In the latest episode of Michigan Radio’s That’s What They Say, Rebecca Kruth, host, and Anne Curzan, linguist, talk about “the reason is because.” Citing the Merriam-Webster Dictionary of English Usage as an authority, Curzan says that this construction is “fine.” The word because, she says, reminds the reader that an explanation is coming. I would think that the words the reason is are reminder enough, even if other words fall between reason and is.
A point that Curzan doesn’t mention: MWDEU argues against the charge that “the reason is because” is redundant by pointing out that because here need not mean “for the reason that.” No, MWDEU says, because here can mean “the fact that.” Which would make “the reason is because” the equivalent of “the reason is the fact that.” But if that’s the case, it’s simpler and more graceful to say “the reason is that.”

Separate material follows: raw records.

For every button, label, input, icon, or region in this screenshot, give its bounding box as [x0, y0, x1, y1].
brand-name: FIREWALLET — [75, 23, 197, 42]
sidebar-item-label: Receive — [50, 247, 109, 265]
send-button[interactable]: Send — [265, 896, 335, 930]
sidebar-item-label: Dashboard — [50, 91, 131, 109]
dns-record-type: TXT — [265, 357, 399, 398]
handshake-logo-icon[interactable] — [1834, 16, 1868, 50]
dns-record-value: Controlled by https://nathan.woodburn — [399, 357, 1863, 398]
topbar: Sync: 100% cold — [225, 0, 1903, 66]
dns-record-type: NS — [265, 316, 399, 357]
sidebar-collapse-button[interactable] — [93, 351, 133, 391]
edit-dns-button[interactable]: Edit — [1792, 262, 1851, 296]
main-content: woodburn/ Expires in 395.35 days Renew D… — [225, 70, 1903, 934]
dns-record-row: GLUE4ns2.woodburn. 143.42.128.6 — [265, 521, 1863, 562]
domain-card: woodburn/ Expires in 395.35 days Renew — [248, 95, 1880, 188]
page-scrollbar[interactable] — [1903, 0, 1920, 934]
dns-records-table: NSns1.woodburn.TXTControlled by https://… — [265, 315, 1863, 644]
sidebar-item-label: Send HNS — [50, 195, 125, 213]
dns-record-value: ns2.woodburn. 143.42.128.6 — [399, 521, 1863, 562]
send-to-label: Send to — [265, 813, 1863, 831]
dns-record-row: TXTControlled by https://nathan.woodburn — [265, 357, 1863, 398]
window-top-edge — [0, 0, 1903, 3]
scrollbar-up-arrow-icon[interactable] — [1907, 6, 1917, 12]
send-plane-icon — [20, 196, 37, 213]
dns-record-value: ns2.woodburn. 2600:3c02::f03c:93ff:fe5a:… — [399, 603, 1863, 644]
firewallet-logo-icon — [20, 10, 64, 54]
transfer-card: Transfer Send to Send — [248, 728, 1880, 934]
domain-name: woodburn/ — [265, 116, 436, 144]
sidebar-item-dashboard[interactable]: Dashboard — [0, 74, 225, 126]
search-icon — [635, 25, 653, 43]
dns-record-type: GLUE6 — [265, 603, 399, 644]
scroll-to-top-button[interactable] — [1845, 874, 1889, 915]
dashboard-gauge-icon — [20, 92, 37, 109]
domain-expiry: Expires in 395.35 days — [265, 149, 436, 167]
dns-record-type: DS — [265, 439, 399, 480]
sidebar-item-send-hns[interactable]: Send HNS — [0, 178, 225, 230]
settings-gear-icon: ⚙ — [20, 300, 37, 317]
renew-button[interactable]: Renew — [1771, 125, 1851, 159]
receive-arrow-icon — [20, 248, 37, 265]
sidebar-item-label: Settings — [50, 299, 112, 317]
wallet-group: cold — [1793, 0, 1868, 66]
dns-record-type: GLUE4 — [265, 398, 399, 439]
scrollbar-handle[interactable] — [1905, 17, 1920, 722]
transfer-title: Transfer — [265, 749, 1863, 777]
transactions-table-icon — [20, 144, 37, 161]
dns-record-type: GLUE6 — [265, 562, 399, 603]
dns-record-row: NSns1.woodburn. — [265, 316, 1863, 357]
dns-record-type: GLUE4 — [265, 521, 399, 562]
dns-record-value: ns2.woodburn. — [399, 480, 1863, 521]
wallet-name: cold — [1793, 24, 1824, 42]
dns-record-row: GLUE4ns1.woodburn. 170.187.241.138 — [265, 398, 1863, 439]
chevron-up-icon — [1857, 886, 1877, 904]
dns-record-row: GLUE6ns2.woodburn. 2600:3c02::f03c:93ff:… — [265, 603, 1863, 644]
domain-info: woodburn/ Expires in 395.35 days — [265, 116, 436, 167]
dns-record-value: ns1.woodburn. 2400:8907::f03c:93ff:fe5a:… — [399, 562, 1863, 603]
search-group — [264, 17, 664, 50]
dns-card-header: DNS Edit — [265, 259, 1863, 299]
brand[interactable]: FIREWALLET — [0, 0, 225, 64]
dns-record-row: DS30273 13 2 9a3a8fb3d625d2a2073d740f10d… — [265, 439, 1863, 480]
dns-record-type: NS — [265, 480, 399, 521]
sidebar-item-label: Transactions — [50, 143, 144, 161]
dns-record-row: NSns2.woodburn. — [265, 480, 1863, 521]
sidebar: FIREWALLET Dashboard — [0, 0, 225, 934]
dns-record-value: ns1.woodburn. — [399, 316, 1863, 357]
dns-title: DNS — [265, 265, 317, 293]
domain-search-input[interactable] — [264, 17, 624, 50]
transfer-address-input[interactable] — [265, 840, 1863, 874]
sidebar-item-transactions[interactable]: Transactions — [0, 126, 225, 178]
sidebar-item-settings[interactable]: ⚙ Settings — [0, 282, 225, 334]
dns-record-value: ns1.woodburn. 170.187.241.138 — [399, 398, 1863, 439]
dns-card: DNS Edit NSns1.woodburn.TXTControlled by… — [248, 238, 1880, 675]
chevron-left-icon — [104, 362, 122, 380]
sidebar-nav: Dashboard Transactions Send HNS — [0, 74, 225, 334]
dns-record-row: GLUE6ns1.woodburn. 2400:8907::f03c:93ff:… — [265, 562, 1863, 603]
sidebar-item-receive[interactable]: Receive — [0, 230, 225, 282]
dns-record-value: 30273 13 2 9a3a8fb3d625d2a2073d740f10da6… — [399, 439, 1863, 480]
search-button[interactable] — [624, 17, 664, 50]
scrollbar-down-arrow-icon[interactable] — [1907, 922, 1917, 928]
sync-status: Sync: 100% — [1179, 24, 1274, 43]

In Garner’s Modern English Usage, Bryan Garner offers a markedly different take on “the reason is because.” While MWDEU cites many well-known writers who have used this construction (Francis Bacon, Jonathan Swift, Robert Frost, Ernest Hemingway, P.G. Wodehouse, Groucho Marx, and others), GMEU uses the Google Ngram Viewer get a sense of contemporary usage, with “reason is that” significantly outnumbering “reason is because” in print. In the GMEU Language-Change Index, “the reason is because” falls into Stage Four: “Ubiquitous but . . . .” And Garner quotes a withering assessment:
This construction is loose because reason implies because and vice versa. Robert W. Burchfield, the distinguished OED lexicographer, put it well: “Though often defended by modern grammarians, the type ‘the reason . . . is because’ (instead of ‘the reason . . . is that’) aches with redundancy, and is still as inadmissible in Standard English as it was when H.W. Fowler objected to it in 1926.” Points of View 116 (1992).Garner, as you can already guess, recommends replacing because with that.
Recommending that a writer stick with “the reason is because” if it feels “natural” and “sounds good,” as Curzan does, is decidely unhelpful. If “the reason is because” is far less common in writing, if it’s likely to stand out to many a reader as a known redundancy, it’s in a writer’s interest to change because to that. It doesn’t matter what Robert Frost did. Or Jane Austen.
That’s What They Say is fun when Kruth and Curzan investigate idioms and word meanings. But I’d check the feature’s advice about usage before going along.
comments: 2
Ours is not to reason why,
The reason is because we do or die...
...or something...
Or — the reason why is because I said so. (Include needless words!)